Directory browsing allows users of your web app to see a directory listing and files within a specified directory.
 
Directory browsing is disabled by default for security reasons.
 
Let’s consider an example where we want to allow the list of images in the browser under the images folder in wwwroot. UseDirectoryBrowser middleware can handle and serve those images for that request and then short-circuit the rest of the pipeline.
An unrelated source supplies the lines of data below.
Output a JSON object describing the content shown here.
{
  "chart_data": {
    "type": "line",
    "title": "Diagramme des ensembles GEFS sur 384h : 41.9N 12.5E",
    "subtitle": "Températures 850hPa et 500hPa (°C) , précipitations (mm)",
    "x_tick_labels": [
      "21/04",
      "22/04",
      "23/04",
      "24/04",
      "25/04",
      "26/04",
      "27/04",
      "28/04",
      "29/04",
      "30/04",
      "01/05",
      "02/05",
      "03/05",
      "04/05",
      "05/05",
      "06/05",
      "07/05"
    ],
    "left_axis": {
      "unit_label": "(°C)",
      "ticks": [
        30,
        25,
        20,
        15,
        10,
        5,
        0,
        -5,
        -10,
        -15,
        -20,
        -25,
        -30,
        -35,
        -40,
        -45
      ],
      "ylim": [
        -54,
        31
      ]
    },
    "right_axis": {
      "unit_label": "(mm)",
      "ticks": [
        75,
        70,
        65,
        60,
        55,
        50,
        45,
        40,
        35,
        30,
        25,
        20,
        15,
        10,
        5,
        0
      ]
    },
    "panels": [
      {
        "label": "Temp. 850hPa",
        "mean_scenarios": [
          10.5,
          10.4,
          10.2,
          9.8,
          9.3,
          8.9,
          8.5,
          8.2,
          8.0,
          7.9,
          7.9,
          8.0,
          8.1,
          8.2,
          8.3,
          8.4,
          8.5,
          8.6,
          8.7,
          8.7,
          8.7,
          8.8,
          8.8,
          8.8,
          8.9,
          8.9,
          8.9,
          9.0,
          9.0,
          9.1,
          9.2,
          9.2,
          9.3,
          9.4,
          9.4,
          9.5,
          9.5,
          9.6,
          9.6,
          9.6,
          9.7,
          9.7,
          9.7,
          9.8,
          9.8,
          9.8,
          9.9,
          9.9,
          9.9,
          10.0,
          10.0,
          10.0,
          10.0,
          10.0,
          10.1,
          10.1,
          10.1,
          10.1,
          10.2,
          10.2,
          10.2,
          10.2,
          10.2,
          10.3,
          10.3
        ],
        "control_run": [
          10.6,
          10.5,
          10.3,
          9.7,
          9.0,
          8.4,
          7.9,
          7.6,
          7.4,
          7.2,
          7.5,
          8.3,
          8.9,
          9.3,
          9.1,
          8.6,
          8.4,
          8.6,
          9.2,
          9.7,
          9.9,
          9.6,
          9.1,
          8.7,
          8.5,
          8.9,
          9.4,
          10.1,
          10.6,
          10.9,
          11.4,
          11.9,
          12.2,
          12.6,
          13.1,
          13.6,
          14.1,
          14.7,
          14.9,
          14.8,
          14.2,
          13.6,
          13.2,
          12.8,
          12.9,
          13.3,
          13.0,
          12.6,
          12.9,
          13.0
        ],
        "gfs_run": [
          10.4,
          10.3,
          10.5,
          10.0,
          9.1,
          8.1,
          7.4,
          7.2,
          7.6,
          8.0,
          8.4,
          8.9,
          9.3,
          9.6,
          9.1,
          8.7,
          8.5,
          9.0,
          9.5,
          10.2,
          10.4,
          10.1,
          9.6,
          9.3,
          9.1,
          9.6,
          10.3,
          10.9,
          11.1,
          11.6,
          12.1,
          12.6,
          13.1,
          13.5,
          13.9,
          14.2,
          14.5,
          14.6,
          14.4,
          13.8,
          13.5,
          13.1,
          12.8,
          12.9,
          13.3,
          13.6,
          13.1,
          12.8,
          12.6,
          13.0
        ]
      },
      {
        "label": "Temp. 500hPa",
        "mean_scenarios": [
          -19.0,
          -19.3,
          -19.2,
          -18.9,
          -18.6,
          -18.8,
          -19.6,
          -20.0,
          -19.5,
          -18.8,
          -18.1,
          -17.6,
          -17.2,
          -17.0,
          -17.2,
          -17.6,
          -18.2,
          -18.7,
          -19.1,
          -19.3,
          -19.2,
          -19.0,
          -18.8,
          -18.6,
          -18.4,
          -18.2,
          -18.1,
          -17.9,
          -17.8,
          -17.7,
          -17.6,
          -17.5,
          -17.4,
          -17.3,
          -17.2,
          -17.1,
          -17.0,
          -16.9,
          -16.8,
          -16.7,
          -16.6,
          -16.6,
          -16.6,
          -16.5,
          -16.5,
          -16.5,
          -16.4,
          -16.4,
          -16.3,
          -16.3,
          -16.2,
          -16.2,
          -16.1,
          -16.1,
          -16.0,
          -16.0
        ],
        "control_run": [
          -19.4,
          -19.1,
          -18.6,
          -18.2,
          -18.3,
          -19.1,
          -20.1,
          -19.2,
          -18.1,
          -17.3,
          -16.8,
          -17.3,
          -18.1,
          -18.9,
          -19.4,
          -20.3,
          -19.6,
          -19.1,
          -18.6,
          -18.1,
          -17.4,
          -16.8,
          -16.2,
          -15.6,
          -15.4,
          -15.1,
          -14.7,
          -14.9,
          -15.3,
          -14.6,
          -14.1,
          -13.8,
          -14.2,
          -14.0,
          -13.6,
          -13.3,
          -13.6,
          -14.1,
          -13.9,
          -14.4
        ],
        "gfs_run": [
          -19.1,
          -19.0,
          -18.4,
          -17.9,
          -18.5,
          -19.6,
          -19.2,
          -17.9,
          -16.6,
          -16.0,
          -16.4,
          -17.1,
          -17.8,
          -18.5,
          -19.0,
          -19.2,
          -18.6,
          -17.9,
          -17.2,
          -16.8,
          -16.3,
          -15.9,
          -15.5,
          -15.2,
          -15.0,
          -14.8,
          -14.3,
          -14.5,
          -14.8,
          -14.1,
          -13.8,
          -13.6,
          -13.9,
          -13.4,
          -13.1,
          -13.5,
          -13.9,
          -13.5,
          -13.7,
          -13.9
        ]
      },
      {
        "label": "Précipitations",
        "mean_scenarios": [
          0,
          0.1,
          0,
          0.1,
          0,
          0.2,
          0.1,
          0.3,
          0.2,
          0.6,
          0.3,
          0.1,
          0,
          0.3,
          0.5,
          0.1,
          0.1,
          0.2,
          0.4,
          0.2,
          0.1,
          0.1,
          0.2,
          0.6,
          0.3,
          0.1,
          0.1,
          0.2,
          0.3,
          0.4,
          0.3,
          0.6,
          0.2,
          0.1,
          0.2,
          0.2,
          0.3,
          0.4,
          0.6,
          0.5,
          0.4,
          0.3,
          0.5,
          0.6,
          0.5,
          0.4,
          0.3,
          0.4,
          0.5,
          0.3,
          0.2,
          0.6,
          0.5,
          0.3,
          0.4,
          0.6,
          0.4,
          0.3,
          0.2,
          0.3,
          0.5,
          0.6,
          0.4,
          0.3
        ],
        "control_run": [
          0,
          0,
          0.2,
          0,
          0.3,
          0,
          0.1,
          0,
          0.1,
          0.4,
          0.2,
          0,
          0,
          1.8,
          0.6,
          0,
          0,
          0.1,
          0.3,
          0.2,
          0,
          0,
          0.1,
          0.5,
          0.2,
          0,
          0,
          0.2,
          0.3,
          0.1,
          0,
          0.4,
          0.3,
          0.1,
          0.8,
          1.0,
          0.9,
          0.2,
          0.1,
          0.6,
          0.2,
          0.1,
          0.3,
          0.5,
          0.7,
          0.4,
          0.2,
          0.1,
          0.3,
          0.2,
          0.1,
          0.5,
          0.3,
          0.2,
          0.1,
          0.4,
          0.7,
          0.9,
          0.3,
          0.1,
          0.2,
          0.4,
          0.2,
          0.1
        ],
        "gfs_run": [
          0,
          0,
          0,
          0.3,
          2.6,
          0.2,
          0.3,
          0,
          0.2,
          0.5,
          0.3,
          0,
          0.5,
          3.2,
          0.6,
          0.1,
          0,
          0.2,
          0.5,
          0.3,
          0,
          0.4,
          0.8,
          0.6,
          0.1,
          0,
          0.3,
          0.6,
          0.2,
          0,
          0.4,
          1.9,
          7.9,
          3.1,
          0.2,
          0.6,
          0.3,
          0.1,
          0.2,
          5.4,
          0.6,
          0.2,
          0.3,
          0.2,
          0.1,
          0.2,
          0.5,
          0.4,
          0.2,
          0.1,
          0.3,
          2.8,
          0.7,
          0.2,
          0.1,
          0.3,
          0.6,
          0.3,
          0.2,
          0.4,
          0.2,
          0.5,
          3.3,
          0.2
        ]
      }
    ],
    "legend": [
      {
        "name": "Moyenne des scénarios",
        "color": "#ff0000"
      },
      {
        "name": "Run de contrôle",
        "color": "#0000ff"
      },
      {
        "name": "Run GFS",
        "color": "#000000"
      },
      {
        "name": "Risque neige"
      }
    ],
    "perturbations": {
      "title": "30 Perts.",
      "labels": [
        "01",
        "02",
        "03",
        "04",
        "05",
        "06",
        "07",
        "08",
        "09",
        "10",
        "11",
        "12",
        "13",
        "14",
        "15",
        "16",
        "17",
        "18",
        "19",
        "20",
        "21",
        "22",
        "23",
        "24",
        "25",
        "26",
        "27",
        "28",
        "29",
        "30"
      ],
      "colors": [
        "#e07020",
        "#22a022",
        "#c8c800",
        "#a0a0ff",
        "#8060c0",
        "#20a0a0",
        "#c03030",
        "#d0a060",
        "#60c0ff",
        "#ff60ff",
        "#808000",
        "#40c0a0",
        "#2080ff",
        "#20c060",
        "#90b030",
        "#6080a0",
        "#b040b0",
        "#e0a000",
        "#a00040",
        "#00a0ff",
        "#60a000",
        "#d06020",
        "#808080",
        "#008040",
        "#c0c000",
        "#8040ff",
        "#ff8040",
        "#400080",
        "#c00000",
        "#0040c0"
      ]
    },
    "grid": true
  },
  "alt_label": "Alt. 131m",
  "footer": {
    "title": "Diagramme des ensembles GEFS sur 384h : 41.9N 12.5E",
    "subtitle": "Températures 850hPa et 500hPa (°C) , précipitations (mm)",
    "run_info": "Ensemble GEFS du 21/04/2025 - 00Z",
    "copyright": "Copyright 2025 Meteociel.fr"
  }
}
  1. app.UseDirectoryBrowser(new DirectoryBrowserOptions  
  2. {  
  3.     FileProvider = new PhysicalFileProvider(Path.Combine(Directory.GetCurrentDirectory(), "wwwroot""images")),  
  4.     RequestPath = "/images"  
  5. });  
 

Summary

 
So, Middleware in ASP.NET Core controls how our application responds to HTTP requests.
 
In summary, every middleware component in ASP.NET Core:
  • Has access to both the incoming requests and the outgoing response.
  • May simply pass the request to the next piece of middleware in the pipeline.
  • May perform some processing logic and then pass that request to the next middleware for further processing.
  • May terminate(short-circuit) the request pipeline whenever required.
  • Is executed in the order they are added to the pipeline.
I hope you gained some insights into this topic! Happy Learning!